The United States currently has a shortage of roughly 100,000 nursing home workers. This shortage exists not because the work is technically complex or because the skills are rare. It exists because the work is paid too little to attract sufficient workers, is physically demanding, is socially undervalued, and offers limited career advancement. The people who need care are not being cared for because a society that has built an elaborate structure for valuing cognitive output has never built a commensurate structure for valuing care.
Meanwhile, the same economy is investing hundreds of billions of dollars in systems to automate the cognitive work that currently generates the most income. The juxtaposition is striking. We are building machines to do the work the market values most, while the work the market values least — the work that most profoundly shapes human lives — goes chronically understaffed.
What Care Work Actually Is
Care work is a broad category. It includes nursing and elder care, childcare and early education, mental health support, social work, and the informal care provided within families — the parent managing a child's disability, the adult child supporting aging parents, the partner managing a household through a health crisis.
What these forms of work share is that their value lies in the quality of the human relationship through which they're delivered. A patient in a hospital doesn't just need the right medications administered at the right intervals. They need to be seen as a person, to have their fear acknowledged, to feel that someone is genuinely attending to their wellbeing. A child in early education doesn't just need to be supervised. They need the specific kind of attentive, responsive, emotionally present engagement that builds the attachment security that shapes cognitive and social development for decades.
These are not supplementary features of care work that could be stripped away while the core function is performed mechanically. They are the core function.
Where AI Falls Short
AI systems have made real progress in care-adjacent tasks: diagnostic support, medication management, monitoring for deterioration, documentation. These are genuine contributions that reduce the cognitive burden on human care workers and can improve safety in care settings.
But the research on AI in care contexts consistently finds the same limitation: AI can monitor, flag, and recommend. It cannot provide the relational presence that makes care meaningful to the person receiving it.
A 2023 study published in the Journal of Medical Internet Research found that elderly patients in care facilities with AI-augmented monitoring reported higher objective safety outcomes but lower subjective wellbeing scores than comparable patients in facilities with higher human staffing ratios. The safety was measurable. The loneliness was also measurable, and it ran in the opposite direction.
The relational deficit of AI care is not a technical problem awaiting a better model. It is a structural feature of what AI is. A care robot that monitors vital signs and detects falls does not share mortality with the person it cares for. It does not bring its own experience of vulnerability, loss, and recovery to the bedside. The presence that matters in care is human presence — not because technology can't simulate warmth, but because the simulation isn't the thing.
The Economic Contradiction
Here is the economic contradiction at the heart of the care economy: the work that is hardest for AI to perform and that most profoundly shapes human welfare is systematically undervalued in market arrangements. The work that is most automatable commands the highest wages.

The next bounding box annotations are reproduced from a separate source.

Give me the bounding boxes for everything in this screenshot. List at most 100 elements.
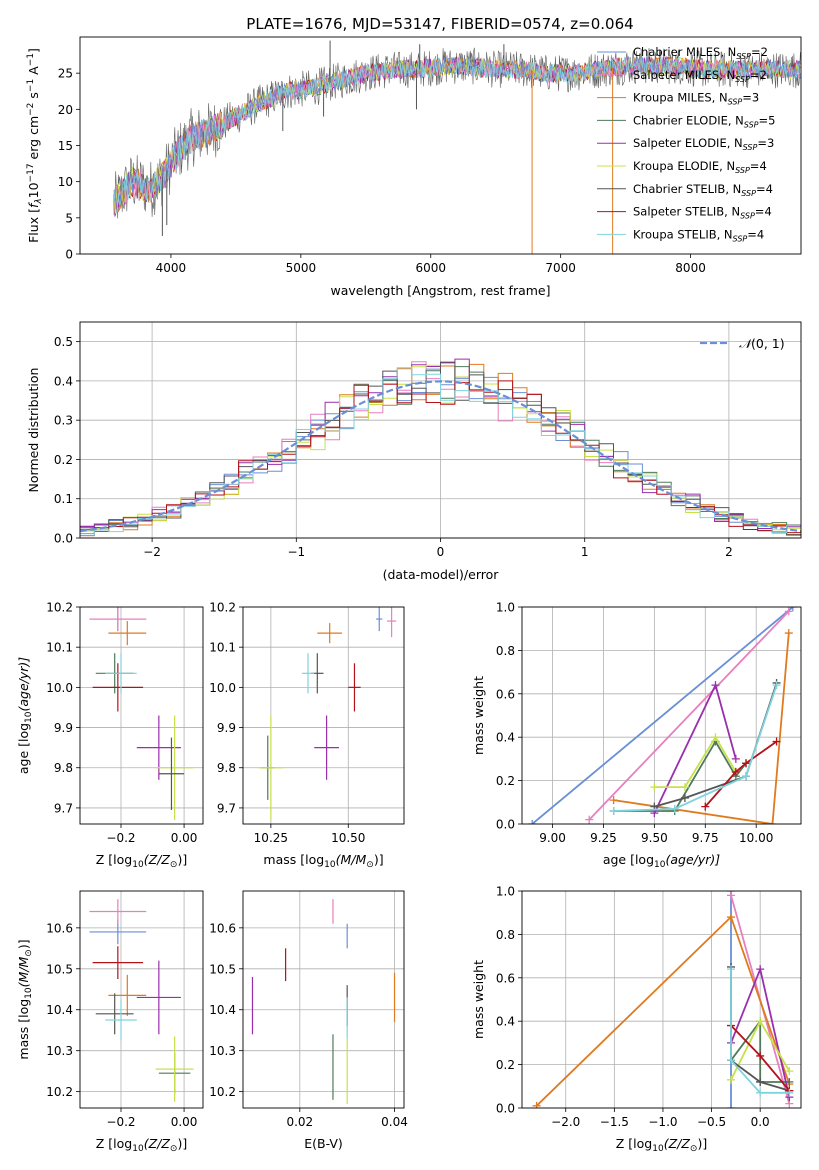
label-subscript: 10: [652, 1144, 664, 1154]
legend-n-value: 4: [764, 205, 771, 219]
legend-n-label: , N: [717, 227, 733, 241]
y-tick-label: 10.0: [209, 681, 236, 695]
label-part: (M/M: [336, 852, 367, 867]
y-tick-label: 10.2: [209, 1085, 236, 1099]
y-axis-label: mass weight: [471, 960, 486, 1039]
legend-eq: =: [757, 136, 767, 150]
y-axis-label: mass weight: [471, 676, 486, 755]
y-tick-label: 10.6: [209, 921, 236, 935]
weight-marker: [756, 1017, 765, 1026]
label-superscript: −2: [26, 103, 36, 116]
y-tick-label: 1.0: [496, 885, 515, 899]
plot-area: [89, 607, 194, 820]
y-tick-label: 10: [58, 175, 73, 189]
y-tick-label: 0.2: [496, 1058, 515, 1072]
legend-n-label: , N: [724, 205, 740, 219]
y-tick-label: 0.2: [496, 774, 515, 788]
legend-n-label: , N: [720, 45, 736, 59]
x-tick-label: −1.5: [600, 1115, 629, 1129]
x-tick-label: 2: [725, 545, 733, 559]
y-axis-label: age [log10(age/yr)]: [16, 657, 34, 774]
x-tick-label: 0.00: [171, 1115, 198, 1129]
x-tick-label: 9.00: [539, 831, 566, 845]
y-tick-label: 10.3: [46, 1044, 73, 1058]
y-tick-label: 10.0: [46, 681, 73, 695]
y-tick-label: 0.6: [496, 971, 515, 985]
label-subscript: λ: [34, 198, 44, 204]
legend-entry: Chabrier MILES, NSSP=2: [633, 45, 768, 61]
y-tick-label: 9.8: [217, 761, 236, 775]
label-part: s: [26, 92, 41, 103]
label-part: A: [26, 66, 41, 79]
weight-marker: [768, 820, 777, 824]
legend-n-value: 4: [759, 159, 766, 173]
spectrum-line-kroupa-stelib: [113, 56, 801, 214]
legend-entry: Salpeter MILES, NSSP=2: [633, 68, 767, 84]
y-tick-label: 0.4: [496, 731, 515, 745]
weight-line-salpeter-miles: [588, 610, 790, 821]
y-tick-label: 10.4: [46, 1003, 73, 1017]
x-tick-label: −0.2: [106, 831, 135, 845]
legend-n-label: , N: [725, 182, 741, 196]
weight-marker: [727, 1104, 736, 1108]
y-tick-label: 0.6: [496, 687, 515, 701]
label-subscript: 10: [24, 711, 34, 723]
weight-marker: [756, 1088, 765, 1097]
x-tick-label: 0.02: [286, 1115, 313, 1129]
panel-residuals: −2 −1 0 1 2 0.0 0.1 0.2 0.3 0.4 0.5 (data-model)/er…: [26, 321, 802, 582]
legend-n-label: , N: [719, 159, 735, 173]
axes-frame: [521, 890, 802, 1109]
spectrum-legend: Chabrier MILES, NSSP=2 Salpeter MILES, NS…: [597, 45, 775, 243]
weight-marker: [528, 820, 537, 824]
x-tick-label: 0: [437, 545, 445, 559]
y-tick-label: 0.1: [54, 492, 73, 506]
x-tick-label: 8000: [675, 261, 706, 275]
weight-line-chabrier-miles: [531, 607, 794, 824]
label-subscript: 10: [324, 860, 336, 870]
y-tick-label: 10.1: [209, 641, 236, 655]
weight-line-kroupa-elodie: [654, 735, 737, 788]
y-tick-label: 10.2: [46, 1085, 73, 1099]
label-part: )]: [177, 1136, 187, 1151]
x-tick-label: −1: [287, 545, 305, 559]
y-tick-label: 9.8: [54, 761, 73, 775]
weight-marker: [609, 796, 618, 805]
legend-n-value: 2: [761, 45, 768, 59]
y-tick-label: 0.5: [54, 335, 73, 349]
x-tick-label: 10.25: [254, 831, 288, 845]
weight-marker: [727, 965, 736, 974]
weight-marker: [727, 913, 736, 922]
weight-marker: [711, 733, 720, 742]
y-tick-label: 10.1: [46, 641, 73, 655]
plot-area: [89, 899, 194, 1102]
label-part: )]: [697, 1136, 707, 1151]
label-part: mass [log: [16, 999, 31, 1060]
legend-n-value: 3: [767, 136, 774, 150]
weight-marker: [785, 1067, 794, 1076]
normal-reference-curve: [80, 380, 801, 533]
weight-marker: [742, 759, 751, 768]
x-tick-label: 0.04: [381, 1115, 408, 1129]
panel-age-vs-Z: −0.2 0.009.79.89.910.010.110.2Z [log10(Z/…: [16, 601, 204, 870]
label-subscript: ⊙: [170, 1144, 178, 1154]
axes-frame: [79, 606, 204, 825]
legend-entry: Salpeter STELIB, NSSP=4: [633, 205, 772, 221]
weight-marker: [784, 607, 793, 616]
y-axis-label: Normed distribution: [26, 368, 41, 493]
label-superscript: −1: [26, 53, 36, 66]
x-axis-label: age [log10(age/yr)]: [603, 852, 720, 870]
weight-marker: [742, 772, 751, 781]
legend-n-value: 2: [759, 68, 766, 82]
x-tick-label: −0.2: [106, 1115, 135, 1129]
x-tick-label: −2: [143, 545, 161, 559]
label-part: (Z/Z: [144, 852, 171, 867]
label-part: (Z/Z: [664, 1136, 691, 1151]
x-tick-label: 0.0: [751, 1115, 770, 1129]
legend-model-name: Kroupa MILES: [633, 91, 712, 105]
axes-frame: [79, 36, 802, 255]
legend-eq: =: [756, 182, 766, 196]
y-tick-label: 9.9: [217, 721, 236, 735]
y-tick-label: 10.3: [209, 1044, 236, 1058]
histogram-salpeter-stelib: [80, 380, 801, 537]
legend-n-label: , N: [712, 91, 728, 105]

A software engineer whose work will be substantially automated within a decade earns a median salary of $130,000 in the United States. A certified nursing assistant, whose work requires genuine relational skill and whose job AI cannot meaningfully replace, earns a median of $35,000.
This inversion is not accidental. It reflects a market structure that values skills in proportion to their scarcity in formal credential systems and their legibility to employers — not in proportion to their social value or their resistance to automation. The credential system was built before anyone needed to price in AI displacement. It has not adjusted.

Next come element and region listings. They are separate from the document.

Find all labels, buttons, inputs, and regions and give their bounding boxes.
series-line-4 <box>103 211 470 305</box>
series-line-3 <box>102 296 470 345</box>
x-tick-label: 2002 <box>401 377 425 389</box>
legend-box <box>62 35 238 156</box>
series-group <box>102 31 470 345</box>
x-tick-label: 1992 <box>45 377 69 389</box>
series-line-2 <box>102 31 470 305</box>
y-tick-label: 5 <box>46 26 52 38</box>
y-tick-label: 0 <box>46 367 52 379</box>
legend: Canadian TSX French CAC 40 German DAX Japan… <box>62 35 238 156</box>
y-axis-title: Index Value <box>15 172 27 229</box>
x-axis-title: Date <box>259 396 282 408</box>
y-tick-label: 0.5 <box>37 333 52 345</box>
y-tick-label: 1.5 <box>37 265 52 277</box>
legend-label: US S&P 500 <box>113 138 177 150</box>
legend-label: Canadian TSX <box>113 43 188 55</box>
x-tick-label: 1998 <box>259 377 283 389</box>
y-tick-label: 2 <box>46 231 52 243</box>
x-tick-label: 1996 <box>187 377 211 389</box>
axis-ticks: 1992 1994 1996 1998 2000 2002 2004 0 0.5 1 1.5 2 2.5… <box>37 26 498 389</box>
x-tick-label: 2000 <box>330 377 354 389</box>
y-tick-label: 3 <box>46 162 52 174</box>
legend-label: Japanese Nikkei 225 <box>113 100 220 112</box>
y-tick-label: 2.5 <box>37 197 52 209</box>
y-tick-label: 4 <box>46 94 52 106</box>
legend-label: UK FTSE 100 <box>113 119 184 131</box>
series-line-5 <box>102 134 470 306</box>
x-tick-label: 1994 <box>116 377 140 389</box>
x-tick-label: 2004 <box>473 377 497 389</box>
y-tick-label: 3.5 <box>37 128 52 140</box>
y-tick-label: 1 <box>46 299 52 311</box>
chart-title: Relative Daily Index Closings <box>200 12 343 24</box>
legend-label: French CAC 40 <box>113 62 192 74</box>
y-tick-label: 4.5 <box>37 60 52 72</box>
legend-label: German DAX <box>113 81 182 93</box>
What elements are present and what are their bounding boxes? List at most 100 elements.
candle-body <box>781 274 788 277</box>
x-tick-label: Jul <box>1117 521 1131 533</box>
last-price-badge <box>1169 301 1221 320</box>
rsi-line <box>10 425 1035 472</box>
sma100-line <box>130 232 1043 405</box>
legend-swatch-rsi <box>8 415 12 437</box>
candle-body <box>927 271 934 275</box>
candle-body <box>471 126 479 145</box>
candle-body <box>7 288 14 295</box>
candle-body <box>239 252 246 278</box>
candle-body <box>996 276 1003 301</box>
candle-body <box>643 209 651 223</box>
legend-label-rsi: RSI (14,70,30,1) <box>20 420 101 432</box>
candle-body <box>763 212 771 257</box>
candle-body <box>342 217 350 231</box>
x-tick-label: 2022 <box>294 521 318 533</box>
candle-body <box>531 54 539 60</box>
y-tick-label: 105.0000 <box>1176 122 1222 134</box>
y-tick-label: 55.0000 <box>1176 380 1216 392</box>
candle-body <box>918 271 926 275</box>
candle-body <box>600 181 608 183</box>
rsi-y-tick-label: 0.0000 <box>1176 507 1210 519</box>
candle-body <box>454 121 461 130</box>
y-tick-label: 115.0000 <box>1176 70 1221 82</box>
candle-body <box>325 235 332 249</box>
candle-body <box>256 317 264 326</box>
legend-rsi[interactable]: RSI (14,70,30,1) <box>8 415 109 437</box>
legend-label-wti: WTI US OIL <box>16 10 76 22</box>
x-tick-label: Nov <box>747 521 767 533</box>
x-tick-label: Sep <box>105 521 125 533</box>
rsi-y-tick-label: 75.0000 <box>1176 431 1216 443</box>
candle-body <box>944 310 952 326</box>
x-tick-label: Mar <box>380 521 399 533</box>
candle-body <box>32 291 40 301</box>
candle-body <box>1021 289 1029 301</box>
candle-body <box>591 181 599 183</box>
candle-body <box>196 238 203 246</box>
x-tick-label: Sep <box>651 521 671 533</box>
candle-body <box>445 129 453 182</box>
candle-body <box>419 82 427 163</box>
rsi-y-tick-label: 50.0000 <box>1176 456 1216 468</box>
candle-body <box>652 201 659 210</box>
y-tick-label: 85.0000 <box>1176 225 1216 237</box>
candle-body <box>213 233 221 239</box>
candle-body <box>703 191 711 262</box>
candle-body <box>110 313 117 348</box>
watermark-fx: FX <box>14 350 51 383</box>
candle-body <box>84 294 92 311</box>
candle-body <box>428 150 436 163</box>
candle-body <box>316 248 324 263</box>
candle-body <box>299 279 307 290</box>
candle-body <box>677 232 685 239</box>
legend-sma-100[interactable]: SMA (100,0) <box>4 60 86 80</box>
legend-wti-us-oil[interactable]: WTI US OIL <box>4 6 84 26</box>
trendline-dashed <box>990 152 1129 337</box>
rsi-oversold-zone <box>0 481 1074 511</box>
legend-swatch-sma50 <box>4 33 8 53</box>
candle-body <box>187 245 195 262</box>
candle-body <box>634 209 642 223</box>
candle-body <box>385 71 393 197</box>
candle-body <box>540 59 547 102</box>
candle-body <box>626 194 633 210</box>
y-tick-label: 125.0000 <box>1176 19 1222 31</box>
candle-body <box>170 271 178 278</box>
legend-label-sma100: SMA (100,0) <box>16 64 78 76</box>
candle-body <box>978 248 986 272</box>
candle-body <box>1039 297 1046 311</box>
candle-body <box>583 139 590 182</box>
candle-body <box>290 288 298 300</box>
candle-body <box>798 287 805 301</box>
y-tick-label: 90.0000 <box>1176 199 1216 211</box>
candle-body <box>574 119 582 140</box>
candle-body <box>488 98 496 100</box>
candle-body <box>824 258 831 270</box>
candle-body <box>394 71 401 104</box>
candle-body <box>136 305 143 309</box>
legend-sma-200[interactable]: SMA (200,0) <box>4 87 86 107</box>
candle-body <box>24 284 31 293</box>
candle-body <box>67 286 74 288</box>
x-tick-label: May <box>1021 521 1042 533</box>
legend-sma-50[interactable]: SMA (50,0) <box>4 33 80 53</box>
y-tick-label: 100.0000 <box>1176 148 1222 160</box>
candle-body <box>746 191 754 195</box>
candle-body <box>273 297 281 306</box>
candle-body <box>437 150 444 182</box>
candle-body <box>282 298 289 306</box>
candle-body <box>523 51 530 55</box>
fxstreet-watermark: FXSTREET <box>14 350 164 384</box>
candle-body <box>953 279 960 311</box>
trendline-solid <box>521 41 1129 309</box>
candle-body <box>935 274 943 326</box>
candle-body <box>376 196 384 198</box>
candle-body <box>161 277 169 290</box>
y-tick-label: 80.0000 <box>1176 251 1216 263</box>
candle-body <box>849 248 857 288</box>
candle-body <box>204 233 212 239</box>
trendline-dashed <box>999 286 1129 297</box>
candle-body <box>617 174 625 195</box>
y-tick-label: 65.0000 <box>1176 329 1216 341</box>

What Investing in Care Would Require
Revaluing care work is not simply a matter of raising wages, though wage increases are necessary. It requires restructuring the funding mechanisms for care, which are currently a patchwork of Medicaid (for the poor), private insurance (for those who can afford it), and unpaid family labor (for everyone else).
It requires recognizing informal care work — the 40 million Americans who provide unpaid care for family members — as economically productive activity worthy of support, rather than as a private family matter that occurs outside the economy.
And it requires changing the cultural narrative about what makes work valuable. The knowledge economy valorized cognitive output and treated relational labor as soft, secondary, and properly female. The AI transition is forcing a reassessment: if machines can do the cognitive output, and cannot do the relational labor, the hierarchy of value needs to be renegotiated.
This renegotiation is not merely economic. It's political, cultural, and deeply gendered — because care work has historically been feminized and devalued for reasons that long predate AI.
The Opportunity in the Disruption
There is a version of the AI transition in which the displacement of automatable cognitive work creates the space and the economic pressure to invest more seriously in the work AI cannot do. If AI captures a significant portion of the productivity gains currently embedded in knowledge work, and if those gains can be distributed broadly enough, the society that emerges might value care more, support it better, and build institutional structures — public care systems, caregiver support, paid family leave — that recognize what the work actually contributes.
That version of the transition is not automatic. It requires policy choices that are not currently being made. But the possibility exists, and understanding it requires taking the care economy seriously not as the economy's soft underbelly but as the domain where human work will remain both irreplaceable and, if society chooses, better valued than it has ever been.